By Dawn Probert – Parents in Mind volunteer, Coventry & Warwickshire
Little did I know when I signed up to be a volunteer peer supporter that it would be such a rollercoaster ride of emotions.
I don’t think I truly appreciated or understood the cleansing, yet often soul-searching, process that I was going to participate in on a weekly basis with a bunch of strangers that had three things in common: women, mothers and we have all experienced an episode of postpartum or antenatal mental health difficulty. However, I quickly learnt that there was more to us all than that. Tea and cake bonded us, and tissues and tears led us to be solid friends. Our mental health in pregnancy or early parenthood is the invisible thread that links us, but our joy and mutual love of being able to guide each other through our journeys are the glue.
From the offset I think fear of the unknown and fear of who would come along to our groups had been the ‘elephant’ in the training room. It was real gut-wrenching, petrifying fear and it was overwhelming. I didn’t want to get it wrong, I didn’t want to mess it up and upset any of our ladies. When I began training, I didn’t know how to start, how to listen, didn’t know how not to butt in and make it all about me.
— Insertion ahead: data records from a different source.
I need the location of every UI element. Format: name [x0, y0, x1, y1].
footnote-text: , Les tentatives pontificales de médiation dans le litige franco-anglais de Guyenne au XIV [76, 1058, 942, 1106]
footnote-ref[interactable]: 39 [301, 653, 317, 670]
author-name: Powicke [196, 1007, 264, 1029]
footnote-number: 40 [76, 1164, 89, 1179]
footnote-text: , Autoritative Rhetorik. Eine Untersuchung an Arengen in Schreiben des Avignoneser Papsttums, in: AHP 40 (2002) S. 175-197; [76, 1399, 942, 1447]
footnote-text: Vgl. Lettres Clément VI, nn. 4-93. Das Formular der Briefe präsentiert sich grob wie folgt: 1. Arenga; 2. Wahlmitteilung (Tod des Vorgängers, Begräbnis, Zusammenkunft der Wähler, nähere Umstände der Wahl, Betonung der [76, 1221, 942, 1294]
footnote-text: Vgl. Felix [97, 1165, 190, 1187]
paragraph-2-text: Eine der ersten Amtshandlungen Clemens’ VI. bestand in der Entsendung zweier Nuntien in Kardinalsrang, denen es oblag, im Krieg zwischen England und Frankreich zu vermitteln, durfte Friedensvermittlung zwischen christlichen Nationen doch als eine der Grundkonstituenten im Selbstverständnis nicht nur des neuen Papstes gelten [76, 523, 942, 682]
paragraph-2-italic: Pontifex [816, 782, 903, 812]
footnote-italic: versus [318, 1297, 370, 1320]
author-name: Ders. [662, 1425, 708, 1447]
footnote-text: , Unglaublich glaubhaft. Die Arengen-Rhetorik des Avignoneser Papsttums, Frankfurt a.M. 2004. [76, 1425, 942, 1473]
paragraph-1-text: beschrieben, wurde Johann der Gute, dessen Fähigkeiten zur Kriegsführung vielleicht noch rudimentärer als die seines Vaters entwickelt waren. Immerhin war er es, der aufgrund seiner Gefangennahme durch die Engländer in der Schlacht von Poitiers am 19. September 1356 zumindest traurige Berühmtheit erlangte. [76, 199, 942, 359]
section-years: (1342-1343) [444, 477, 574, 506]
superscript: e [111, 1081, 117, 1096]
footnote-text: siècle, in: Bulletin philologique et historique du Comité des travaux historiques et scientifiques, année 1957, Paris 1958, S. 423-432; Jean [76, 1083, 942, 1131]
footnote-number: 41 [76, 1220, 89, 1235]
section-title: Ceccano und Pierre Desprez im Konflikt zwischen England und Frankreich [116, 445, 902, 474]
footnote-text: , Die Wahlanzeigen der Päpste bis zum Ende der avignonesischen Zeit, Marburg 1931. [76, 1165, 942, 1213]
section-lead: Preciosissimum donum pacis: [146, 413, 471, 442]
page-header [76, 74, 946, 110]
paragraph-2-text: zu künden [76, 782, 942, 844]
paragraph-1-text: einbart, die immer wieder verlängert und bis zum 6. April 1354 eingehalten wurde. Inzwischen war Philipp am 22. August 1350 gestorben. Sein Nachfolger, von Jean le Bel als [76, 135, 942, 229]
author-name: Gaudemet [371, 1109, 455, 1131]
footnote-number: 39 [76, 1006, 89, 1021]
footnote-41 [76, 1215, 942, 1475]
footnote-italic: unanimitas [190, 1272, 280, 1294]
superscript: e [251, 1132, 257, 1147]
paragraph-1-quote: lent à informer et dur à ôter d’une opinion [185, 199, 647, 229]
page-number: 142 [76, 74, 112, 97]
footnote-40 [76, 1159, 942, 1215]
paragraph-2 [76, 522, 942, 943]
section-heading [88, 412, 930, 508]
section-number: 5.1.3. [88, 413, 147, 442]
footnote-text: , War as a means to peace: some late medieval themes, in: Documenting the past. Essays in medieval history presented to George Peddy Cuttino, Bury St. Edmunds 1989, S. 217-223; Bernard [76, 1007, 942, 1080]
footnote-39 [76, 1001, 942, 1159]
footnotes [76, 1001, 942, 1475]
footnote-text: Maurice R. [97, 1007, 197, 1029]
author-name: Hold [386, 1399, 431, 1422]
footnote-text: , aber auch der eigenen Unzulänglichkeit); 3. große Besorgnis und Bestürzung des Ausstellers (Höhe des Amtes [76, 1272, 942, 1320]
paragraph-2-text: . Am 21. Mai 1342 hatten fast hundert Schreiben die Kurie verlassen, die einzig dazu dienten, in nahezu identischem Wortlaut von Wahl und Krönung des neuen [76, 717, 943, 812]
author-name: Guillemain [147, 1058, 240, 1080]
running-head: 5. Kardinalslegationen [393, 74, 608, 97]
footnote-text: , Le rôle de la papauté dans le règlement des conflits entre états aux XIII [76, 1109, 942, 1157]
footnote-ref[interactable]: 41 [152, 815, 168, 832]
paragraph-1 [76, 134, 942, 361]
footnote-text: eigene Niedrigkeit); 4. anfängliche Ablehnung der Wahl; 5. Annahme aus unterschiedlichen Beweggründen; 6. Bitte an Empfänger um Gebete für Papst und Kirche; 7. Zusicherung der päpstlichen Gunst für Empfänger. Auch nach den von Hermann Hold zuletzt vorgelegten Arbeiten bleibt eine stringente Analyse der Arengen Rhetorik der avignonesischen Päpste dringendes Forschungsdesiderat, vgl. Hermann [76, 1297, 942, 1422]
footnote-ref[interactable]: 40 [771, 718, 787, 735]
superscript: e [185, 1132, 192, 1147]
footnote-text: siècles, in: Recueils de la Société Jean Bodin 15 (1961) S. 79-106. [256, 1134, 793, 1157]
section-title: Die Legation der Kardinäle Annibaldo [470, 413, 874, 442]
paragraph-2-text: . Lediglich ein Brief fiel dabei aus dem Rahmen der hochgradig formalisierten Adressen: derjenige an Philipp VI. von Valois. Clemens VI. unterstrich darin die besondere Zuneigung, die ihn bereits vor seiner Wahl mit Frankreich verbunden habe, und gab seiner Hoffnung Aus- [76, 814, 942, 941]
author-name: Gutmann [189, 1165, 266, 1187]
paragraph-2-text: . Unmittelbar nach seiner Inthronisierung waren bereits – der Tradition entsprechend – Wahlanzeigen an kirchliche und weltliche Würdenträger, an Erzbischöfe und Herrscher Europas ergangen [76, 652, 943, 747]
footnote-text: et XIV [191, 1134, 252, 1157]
I shouldn’t have worried: I have been exceptionally lucky to have been guided by the trainer Isabelle with her gentle yet firm humour, and manager Sarah with her kind trusting belief, and of course my Parents in Mind mates.
We have been through the mill as a group of mums and all of us have reached this point in our lives after difficult yet different journeys. But we have made it to the end of our intensive, thought-provoking training together and I know we are all the stronger for it.
For me, the overwhelming factor in this whole process was that I just wanted to help. I just wanted to be able to help one mum go through a really sh*&!y time and not be alone. I wanted to be able to reach out and just let one mum know she had someone by her side. Yes, she was still going to be going through a horrid time. But she wasn’t alone. Like I had been.
Fast forward 10ish weeks and we are “live” and it works! Our ladies are making slow and steady progress – we laugh and they cry, together. The ladies have bonded and grown and our smaller volunteer groups have also bonded further as well. We’ve learnt that anything goes in a session: we are facilitators of recovery. We start each week at the precipice of a mountain and gently nudge the snowball of conversation. Sometimes an avalanche of issues arises and we work through them at a frenetic pace, however, sometimes we work through at a slow and steady gentle pace chatting about baby’s growth spurts, sex, what to cook for tea and all sorts more. We refer to other services, offer practical solutions, hold babies, pass tissues, but most importantly allow space and an ear for our ladies to spill and process their week.
I’ve learnt the power of silence: it’s effective, it’s cathartic and it’s empowering. I’ve found my place in the world and I finally feel that my PND was for a reason. It’s empowered me to be me. It has no hold over me now: it helps define me but I’m not defined by it any more.